Dive Brief:
- Artificial intelligence could reduce energy consumption and carbon emissions in the building sector by approximately 8% by 2050, according to a peer-reviewed paper published in July by researchers at the Lawrence Berkeley National Laboratory.
- Energy use is predicted to peak in 2040 under a business-as-usual scenario without AI implementation, which considers continued technology improvement and increased shares of highly efficient and net-zero buildings in new construction and retrofits. Introducing AI to equipment, occupancy influence, control and operations, and design and construction would shorten that peak to around 2035, the researchers say.
- When combined with energy policy and low-carbon generation, AI-driven energy use and carbon emission reductions could grow to 40% and 90% in 2050, respectively, compared with a business-as-usual scenario, according to the authors. If there were no energy efficiency improvements or policy support, building energy consumption would keep increasing, according to the paper published in Nature Communications.
Dive Insight:
The research, which focused on medium-sized office buildings in the U.S., forecasts AI’s potential to reduce energy consumption and carbon emissions through six scenarios. These include a “frozen” scenario that uses current building efficiency as a baseline, two business-as-usual scenarios with and without adopting AI, and three policy-driven scenarios.
The researchers, who say they operated on the assumption that AI could cut building costs by 10%, estimate that adopting AI could generate cost savings and revenue that account for over 10% of annual on-site energy costs. AI adoption, along with robotics and Internet of Things applications, can cut building costs by up to 20%, the researchers say.
While adopting AI in a business-as-usual scenario can cut energy use and carbon emissions by about 8%, the potential for such reductions is even more pronounced when compared with the “frozen” scenario, where the market shares of baseline buildings, or buildings with average energy efficiency, high energy efficiency buildings and net-zero energy buildings remain unchanged from their proportions in 2020, all the way through to 2050, the study suggests. Through AI adoption, building energy use can decline by 21%, while carbon dioxide emissions would be 35% lower, compared with the “frozen” scenario, according to the results of the study.
Meanwhile, major policy measures include the promotion of efficiency technologies, implementation of building codes and energy efficiency standards, incentives, subsidies, financial assistance and government-funded programs, the study says.
These policies were constructed based on the pathway to the Long-Term Strategy of the United States, published in November 2021 by the U.S. State Department and the U.S. Executive Office of the President, the researchers say. That paper lays out a goal of 100% clean electricity by 2035 — a crucial foundation for net-zero greenhouse gas emissions no later than 2050.

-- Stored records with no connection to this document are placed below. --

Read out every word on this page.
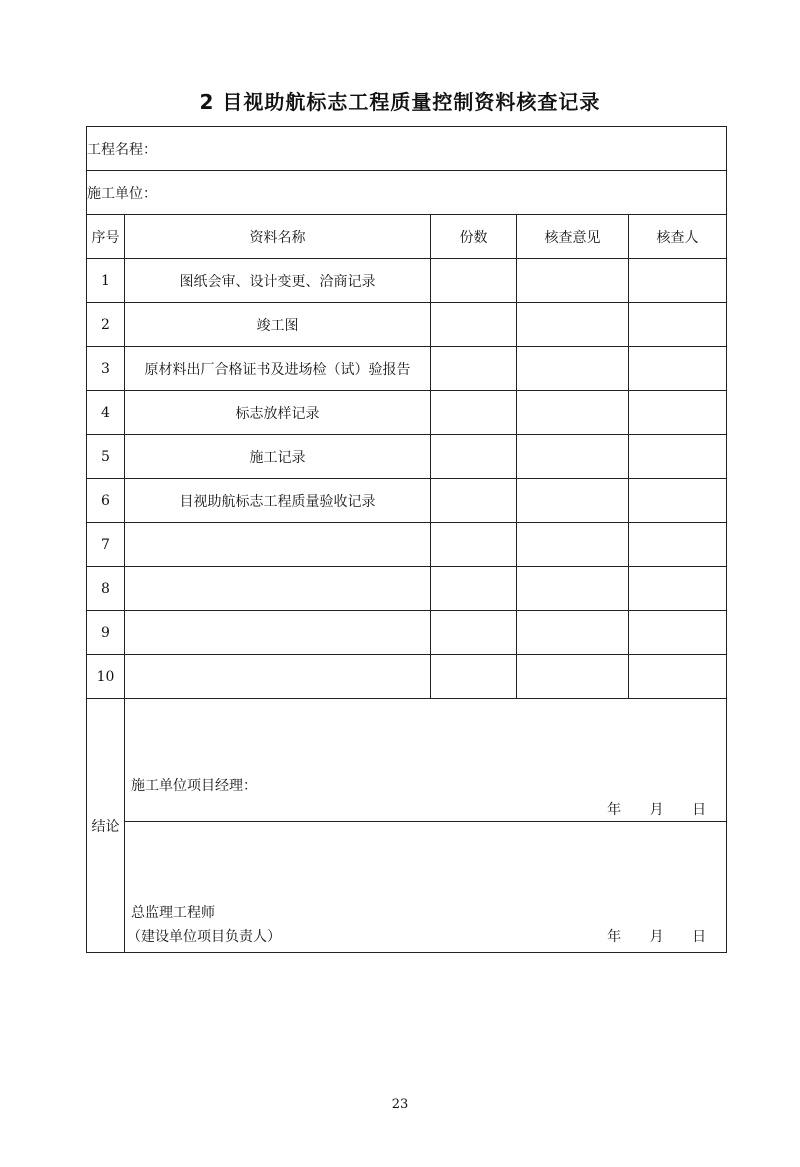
2 目视助航标志工程质量控制资料核查记录
工程名程：				
施工单位：				
序号	资料名称	份数	核查意见	核查人
1	图纸会审、设计变更、洽商记录			
2	竣工图			
3	原材料出厂合格证书及进场检（试）验报告			
4	标志放样记录			
5	施工记录			
6	目视助航标志工程质量验收记录			
7				
8				
9				
10				
结论	施工单位项目经理：
年 月 日			

	总监理工程师
（建设单位项目负责人） 年 月 日			
23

The policy scenario spans four pathways — reduced cost premium for highly energy-efficient or net-zero energy medium office buildings, an increase in the retrofit share of existing commercial buildings to boost their energy efficiency, an increase in the share of new commercial buildings that achieve net-zero status and an increase in the share of retrofitted commercial buildings that achieve net-zero status.
Adopting AI in the policy scenario can help reduce energy consumption and CO2 emissions by roughly 19% in 2050, compared with the policy scenario without AI, the LBNL researchers say.
When paired with policy measures, AI could reduce energy consumption by approximately 40%, compared with the business-as-usual baseline and by about 50%, when compared with the “frozen” scenario, according to the paper.
To achieve the carbon neutrality target, the low-emission power generation scenario also assumes a decrease in carbon emission from the 2020 level to zero emissions in 2050. Adding low-emission power generation would help achieve a near zero-emission target in 2050, providing savings of 93% and 95% from the business-as-usual and frozen scenarios, respectively.
The International WELL Building Institute underscored AI’s potential impact on building energy consumption and emissions reductions in its AI Framework for Advancing Healthy Buildings, released June. In a case study examining AI applications in building management systems, IWBI said that by implementing digital twins and AI, operators can send live feeds of data from an entire building into a computational model of the building and then draw on AI to analyze that data.
“By continuously analyzing these data from the digital twin, the AI element can automatically open or close doors and windows, or increase or decrease the strength of fans throughout a building,” the IWBI report said.